Zowel voor de opsporing van malnutritie als voor de behandeling ervan via voeding (waaronder orale bijvoeding) speelt de diëtist een belangrijke rol. De studie toont aan dat de diëtist in geen enkel ziekenhuis alle patiënten met een voedingsrisico kon evalueren. In de afdeling oncologie (hoog risico op ondervoeding) wordt slechts 1 op de 2 patiënten door een diëtist gezien. De onderzoekers verduidelijken dat één enkele consultatie bij een diëtist in de loop van een (lange of korte) ziekenhuisopname niet volstaat om een slechte voedingstoestand te verbeteren. Idealiter zou de nutritionele interventie binnen de 48 uur na de opname moeten worden opgestart, en de eiwit- en energiedoelstellingen zouden om de 24 tot 48 uur moeten worden bepaald en herzien. De nutritionele interventie zou minstens 30 dagen moeten duren. Vandaar ook dat het belangrijk is dat de patiënt bij zijn ontslag advies van een diëtist krijgt.

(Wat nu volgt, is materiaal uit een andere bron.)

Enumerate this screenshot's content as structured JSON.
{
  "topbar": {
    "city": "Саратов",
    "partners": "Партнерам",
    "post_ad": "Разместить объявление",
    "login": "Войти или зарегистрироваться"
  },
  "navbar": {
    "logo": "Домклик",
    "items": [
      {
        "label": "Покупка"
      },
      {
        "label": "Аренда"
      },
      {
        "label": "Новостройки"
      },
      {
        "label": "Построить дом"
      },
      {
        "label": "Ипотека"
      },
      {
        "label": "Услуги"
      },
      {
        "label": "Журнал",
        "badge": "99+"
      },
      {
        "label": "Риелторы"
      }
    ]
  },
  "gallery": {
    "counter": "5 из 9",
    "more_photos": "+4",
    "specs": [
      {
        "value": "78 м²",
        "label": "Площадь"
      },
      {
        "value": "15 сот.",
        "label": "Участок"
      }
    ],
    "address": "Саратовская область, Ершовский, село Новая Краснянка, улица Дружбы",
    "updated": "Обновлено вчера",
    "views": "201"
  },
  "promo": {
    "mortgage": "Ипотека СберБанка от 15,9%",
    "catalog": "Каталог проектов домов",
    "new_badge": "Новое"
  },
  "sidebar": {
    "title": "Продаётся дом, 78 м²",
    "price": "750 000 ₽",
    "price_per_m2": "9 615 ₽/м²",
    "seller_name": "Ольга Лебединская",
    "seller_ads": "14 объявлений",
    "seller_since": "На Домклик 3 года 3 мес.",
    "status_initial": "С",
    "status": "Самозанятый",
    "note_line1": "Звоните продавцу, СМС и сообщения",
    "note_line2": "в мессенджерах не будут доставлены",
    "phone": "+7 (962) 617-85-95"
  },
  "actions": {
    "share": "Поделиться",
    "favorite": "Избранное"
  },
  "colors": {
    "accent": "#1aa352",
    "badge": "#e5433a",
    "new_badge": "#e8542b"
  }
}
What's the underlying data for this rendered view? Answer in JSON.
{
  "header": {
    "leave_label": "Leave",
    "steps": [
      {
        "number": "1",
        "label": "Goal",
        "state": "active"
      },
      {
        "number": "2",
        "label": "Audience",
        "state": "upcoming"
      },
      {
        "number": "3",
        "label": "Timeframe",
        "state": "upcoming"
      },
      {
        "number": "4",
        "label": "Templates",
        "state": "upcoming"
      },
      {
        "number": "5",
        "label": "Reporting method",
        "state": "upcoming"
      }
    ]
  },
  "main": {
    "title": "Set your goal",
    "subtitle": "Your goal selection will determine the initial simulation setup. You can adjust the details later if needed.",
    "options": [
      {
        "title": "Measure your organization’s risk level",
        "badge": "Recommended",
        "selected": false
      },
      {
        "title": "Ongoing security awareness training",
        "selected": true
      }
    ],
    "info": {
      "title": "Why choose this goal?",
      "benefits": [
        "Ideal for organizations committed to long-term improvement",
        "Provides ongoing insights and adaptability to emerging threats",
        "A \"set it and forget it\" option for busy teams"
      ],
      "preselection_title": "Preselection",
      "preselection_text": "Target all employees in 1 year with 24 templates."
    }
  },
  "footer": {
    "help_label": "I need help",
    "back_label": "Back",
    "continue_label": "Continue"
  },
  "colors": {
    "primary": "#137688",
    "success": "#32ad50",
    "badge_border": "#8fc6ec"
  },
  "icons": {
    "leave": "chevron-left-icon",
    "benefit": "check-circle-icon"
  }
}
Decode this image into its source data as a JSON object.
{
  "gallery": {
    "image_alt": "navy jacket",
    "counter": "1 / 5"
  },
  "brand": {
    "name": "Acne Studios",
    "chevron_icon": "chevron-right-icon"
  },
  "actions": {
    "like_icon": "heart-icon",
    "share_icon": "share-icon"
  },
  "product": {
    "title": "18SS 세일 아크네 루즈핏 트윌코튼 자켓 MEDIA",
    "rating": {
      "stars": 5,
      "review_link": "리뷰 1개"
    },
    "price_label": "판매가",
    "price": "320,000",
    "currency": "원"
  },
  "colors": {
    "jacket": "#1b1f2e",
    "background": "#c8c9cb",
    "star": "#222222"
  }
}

Tot slot formuleren de onderzoekers drie belangrijke boodschappen:

  • Een goede voeding vóór de ziekenhuisopname is cruciaal.
  • Bij een voedingsrisico moet de diëtist van het ziekenhuis ingeschakeld worden en moet de verdere opvolging door een lokale diëtist worden uitgevoerd.
  • De toegevoegde waarde van een diëtist moet door de gezondheidsautoriteiten worden erkend. En indien medisch verantwoord zouden het advies van een diëtist alsook de orale bijvoeding moeten worden terugbetaald.

 

[1] Meulemans A et al. Am J Clin Nutr 2021;114 :1123-1130

[2] Volgens de WHO is dit een tekort aan energie en/of voedingsstoffen.

[3] Wereldgezondheidsorganisatie. Malnutritie. Geraadpleegd op 4 maart 2024.

[4] Meulemans A et al. Am J Clin Nutr 2021;114 :1123-1130.